The Repercussions of Constant Content
There are two cardinal sins, in my opinion, which DLC is directly responsible for: they allow developers to release unfinished games, and capitalize on the user’s want to play a game in its entirety. These two aspects work in tandem. Sure, I could have a great time in Fallout 4 without the Nuka-World DLC. On the other hand, do developers really suspect users will be content with an incomplete game?
Yes, paid DLC will allow users to access new content — the product of a developer’s continued hard work. Yet what, if anything, stops a developer from monetizing cutting room floor material and, when poorly received, defending themselves with an appeal to the free market — i.e. “You didn’t have to buy it!” What stops game developers from re-appropriating free, user-made mods as paid DLC instead of the stigmatized paid mods they actually are?
Another reason video game players become frustrated with DLC as a whole is because of its different variants. DLC very well may introduce micro-transactions to otherwise transaction-less games. Why buy a DLC when you can buy several with a season pass, which grants you all DLC released in an extended period of time at a steal of a price? Keep in mind, these are updates the player knows little about beforehand and may not even want. That’s all without mentioning the obvious social implications of multiplayer DLC releases.
These are the repercussions of providing constant content to users. They will then crave the content, and there’s only so much borrowing a game development studio can commit — in terms of game modes, mechanics, development, and content — before bordering on the farcical .
DLC, My Enemy
In the end, a few games will rise above the ranks and provide users with what they want: complete, challenging games one can enjoy over and over. Given that most blockbuster releases are franchise-based, however, developers have little else to prove. If it’s not a new skin, it’s a few more in-game credits to bypass the actual playing of a game.

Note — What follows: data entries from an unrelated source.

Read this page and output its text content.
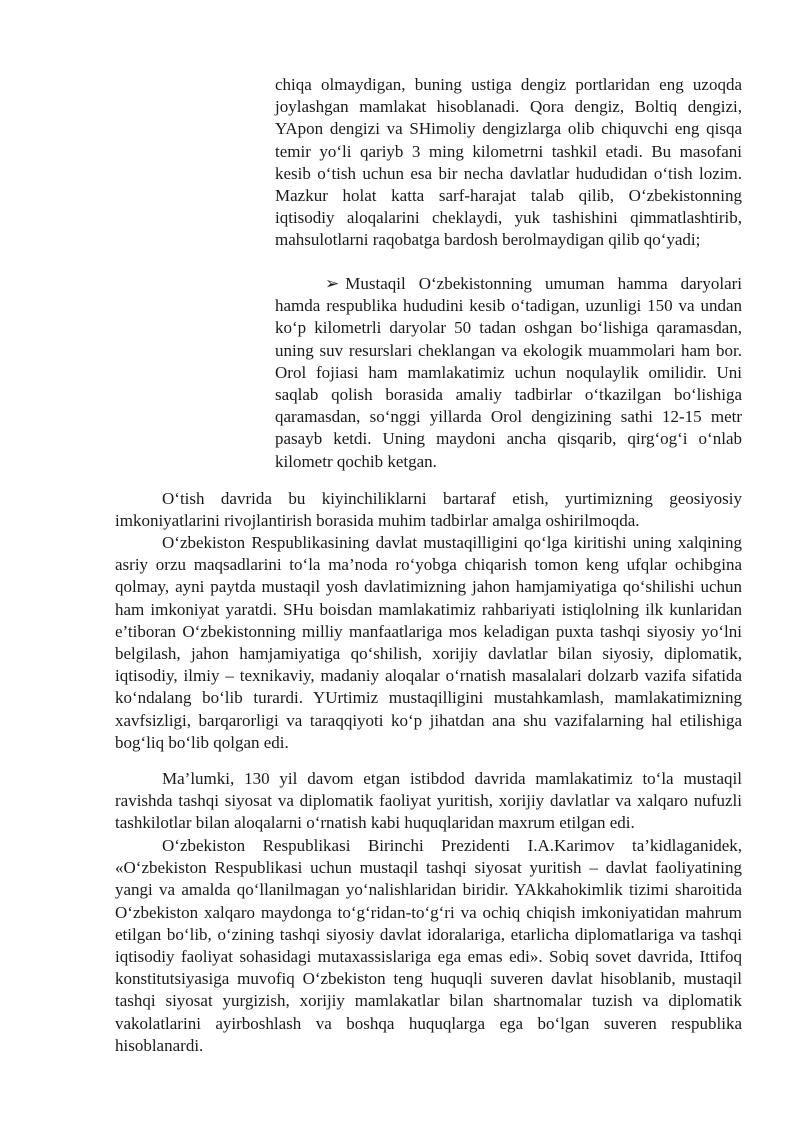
chiqa olmaydigan, buning ustiga dengiz portlaridan eng uzoqda joylashgan mamlakat hisoblanadi. Qora dengiz, Boltiq dengizi, YApon dengizi va SHimoliy dengizlarga olib chiquvchi eng qisqa temir yo‘li qariyb 3 ming kilometrni tashkil etadi. Bu masofani kesib o‘tish uchun esa bir necha davlatlar hududidan o‘tish lozim. Mazkur holat katta sarf-harajat talab qilib, O‘zbekistonning iqtisodiy aloqalarini cheklaydi, yuk tashishini qimmatlashtirib, mahsulotlarni raqobatga bardosh berolmaydigan qilib qo‘yadi;

➢ Mustaqil O‘zbekistonning umuman hamma daryolari hamda respublika hududini kesib o‘tadigan, uzunligi 150 va undan ko‘p kilometrli daryolar 50 tadan oshgan bo‘lishiga qaramasdan, uning suv resurslari cheklangan va ekologik muammolari ham bor. Orol fojiasi ham mamlakatimiz uchun noqulaylik omilidir. Uni saqlab qolish borasida amaliy tadbirlar o‘tkazilgan bo‘lishiga qaramasdan, so‘nggi yillarda Orol dengizining sathi 12-15 metr pasayb ketdi. Uning maydoni ancha qisqarib, qirg‘og‘i o‘nlab kilometr qochib ketgan.

O‘tish davrida bu kiyinchiliklarni bartaraf etish, yurtimizning geosiyosiy imkoniyatlarini rivojlantirish borasida muhim tadbirlar amalga oshirilmoqda.

O‘zbekiston Respublikasining davlat mustaqilligini qo‘lga kiritishi uning xalqining asriy orzu maqsadlarini to‘la ma’noda ro‘yobga chiqarish tomon keng ufqlar ochibgina qolmay, ayni paytda mustaqil yosh davlatimizning jahon hamjamiyatiga qo‘shilishi uchun ham imkoniyat yaratdi. SHu boisdan mamlakatimiz rahbariyati istiqlolning ilk kunlaridan e’tiboran O‘zbekistonning milliy manfaatlariga mos keladigan puxta tashqi siyosiy yo‘lni belgilash, jahon hamjamiyatiga qo‘shilish, xorijiy davlatlar bilan siyosiy, diplomatik, iqtisodiy, ilmiy – texnikaviy, madaniy aloqalar o‘rnatish masalalari dolzarb vazifa sifatida ko‘ndalang bo‘lib turardi. YUrtimiz mustaqilligini mustahkamlash, mamlakatimizning xavfsizligi, barqarorligi va taraqqiyoti ko‘p jihatdan ana shu vazifalarning hal etilishiga bog‘liq bo‘lib qolgan edi.

Ma’lumki, 130 yil davom etgan istibdod davrida mamlakatimiz to‘la mustaqil ravishda tashqi siyosat va diplomatik faoliyat yuritish, xorijiy davlatlar va xalqaro nufuzli tashkilotlar bilan aloqalarni o‘rnatish kabi huquqlaridan maxrum etilgan edi.

O‘zbekiston Respublikasi Birinchi Prezidenti I.A.Karimov ta’kidlaganidek, «O‘zbekiston Respublikasi uchun mustaqil tashqi siyosat yuritish – davlat faoliyatining yangi va amalda qo‘llanilmagan yo‘nalishlaridan biridir. YAkkahokimlik tizimi sharoitida O‘zbekiston xalqaro maydonga to‘g‘ridan-to‘g‘ri va ochiq chiqish imkoniyatidan mahrum etilgan bo‘lib, o‘zining tashqi siyosiy davlat idoralariga, etarlicha diplomatlariga va tashqi iqtisodiy faoliyat sohasidagi mutaxassislariga ega emas edi». Sobiq sovet davrida, Ittifoq konstitutsiyasiga muvofiq O‘zbekiston teng huquqli suveren davlat hisoblanib, mustaqil tashqi siyosat yurgizish, xorijiy mamlakatlar bilan shartnomalar tuzish va diplomatik vakolatlarini ayirboshlash va boshqa huquqlarga ega bo‘lgan suveren respublika hisoblanardi.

Has the integration of DLC led to fantastic in-game advancements? Of course. Should we ignore the grand effect they’ve had on the gaming market because of that fact? Of course not.
As for myself, I’m more familiar with DLC than I am with recent, original game releases . Perhaps I’m only a casual gamer. Perhaps that was the point. In any case, whether you hate DLC or not, it works (at least, financially).